3d Een dorp in de zee

Terug naar venster

De middeleeuwen          
In de vroege middeleeuwen werd  vanuit Katwijk aan den Rijn op zee gevist.
Door verzanding van de monding van de Rijn werd het nodig om vanaf het strand te gaan vissen en ontstond een nederzetting in de zeereep.

Vissen vanuit het Rijndorp
De visserij stelde tijdens de vroege en hoge middeleeuwen
(dus van ongeveer 500 tot 1250) niet zo veel voor. Er was maar een klein aantal vissers in het Rijndorp.
Hun schepen waren klein en de visserij was er vooral op gericht om in het eigen levensonderhoud te voorzien.
Vanuit Katwijk aan den Rijn voeren de vissers de rivier af om de zee te bereiken.
Het verzanden van de Rijnmond maakte een eind aan deze verbinding met het open water.
Konden de vissers eerst nog met hun vangst de rivier op  varen en in het dorp aanmeren, nu moesten zij door de branding het strand bereiken en vervolgens de boot boven de vloedlijn trekken.

Naar de kust
Om toch hun beroep te kunnen voortzetten, besloot een aantal vissers naar de zeereep te verhuizen.
In de duinen, bij het strand, bouwden zij een kleine afgelegen nederzetting.
Hoe dat precies ging is onduidelijk, omdat daarover geen informatie bewaard is gebleven. De bewoners van deze nederzetting moesten iedere keer met hun gevangen vis een moeizame tocht maken naar de bewoonde wereld, over een zandpad door de duinen.
Toch besloten geleidelijk steeds meer mensen bij de kust te gaan wonen.

Handel
Langzamerhand werd de visserij beroepsmatiger en steeds meer gericht op de handel.
Door de uitbreiding van de beroepsvisserij ontstond er ook andere bedrijvigheid. Schepen werden gebouwd en gerepareerd en moesten van tuigage worden voorzien. Er waren netten nodig en de vis moest verzendklaar worden gemaakt.
Dat betekende dat de nederzetting in de duinen zich langzaam tot een dorpje begon te ontwikkelen.

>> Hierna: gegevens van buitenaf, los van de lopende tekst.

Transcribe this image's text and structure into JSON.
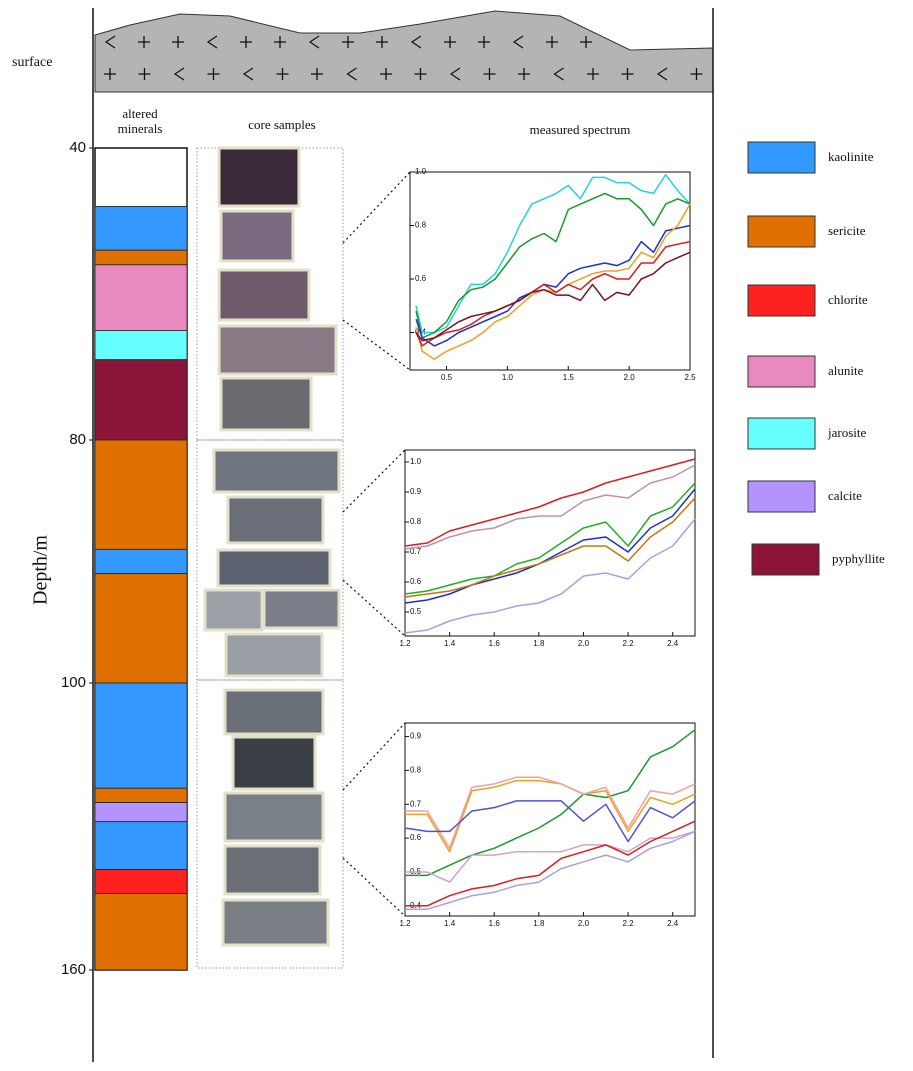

In het begin werd de gevangen vis naar de markt in Katwijk aan den Rijn vervoerd en daar verkocht.
Dat leidde op den duur tot spanningen tussen de beide Katwijkse dorpen.
De bewoners van het zeedorp wilden graag de handel naar hun dorp verplaatsen, maar in het binnendorp was men niet bereid het marktrecht af te staan.
Veel mensen verdienden namelijk hun brood door de aanwezigheid van de markt.
Uiteindelijk hakte hertog Albrecht van Beieren in 1388 de knoop door en werd de  vismarkt naar het zeedorp verplaatst.

Het zeedorp groeit
Het zeedorp ontwikkelde zich steeds meer tot een volwaardig dorp. In het begin gebruikten de bewoners een kleine kapel voor de kerkdiensten.
In 1461 werd Katwijk aan Zee wat de kerk betreft  losgemaakt van Katwijk aan den Rijn.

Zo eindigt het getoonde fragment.